Republicans, then, have a genuine gripe — about both the way Democrats view the courts and the way they’re going about the judicial confirmation process. It’s as if Democrats were still fighting Bush v. Gore and the Florida long count, which of course is exactly what they’re doing. But if you’re going to oppose this Democratic lawlessness, you’ve got to be smart about it. You’ve got to pick your fights carefully, then take your case to the public forcefully. When the nation’s at war you don’t block the foreign operations spending bill over the confirmation of Republican judges. You don’t have to be a rocket scientist to see Democrats having a field day with that.
Yet those simple points seem to have gone right by the Republicans. Last week Senate Minority Leader Trent Lott (R‑Miss.) confidently crowed that the Democrats eventually would have to make some deal on judicial nominees. “When you’re majority leader, you can huff and puff about how you’re not going to negotiate,” Lott said. “But you have to.” Well, this week it was Lott who blinked.

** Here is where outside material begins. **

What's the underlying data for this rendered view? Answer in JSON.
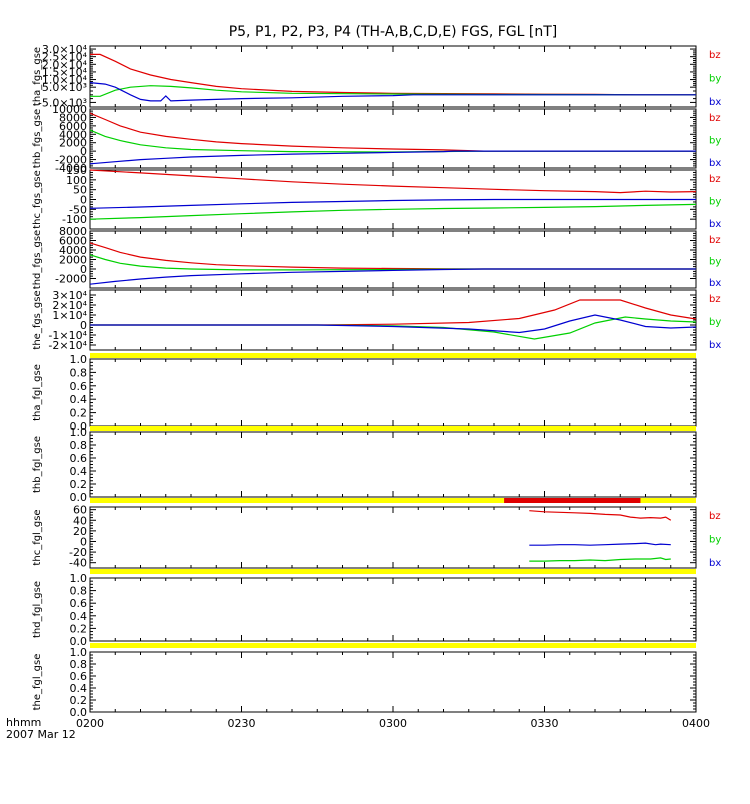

At a congressional leadership breakfast at the White House on Tuesday, President Bush asked Senate Majority Leader Tom Daschle (D‑S.D.) if there was any progress on judicial confirmations. Daschle pointed to the Republican stall, then added, “you need these appropriations bills more than I do.” Either the president hadn’t been briefed by Senate Republicans, or he wasn’t on board. But in either case, the party folded its tent. Perhaps the most revealing line came later from Lott, after rightly criticizing Senate Judiciary Committee Chairman Patrick Leahy (D‑Vt.) for moving confirmations so slowly: “It’s important not to be arguing even over that.”
Thus, it’s comity, above all, that Senate Republicans seem to crave. If they want to be in the game, they’re going to have to learn hardball. For the moment, however, we’re told that they’ve turned their attention to an energy bill as part of an economic stimulus package. We’re all Keynesians now.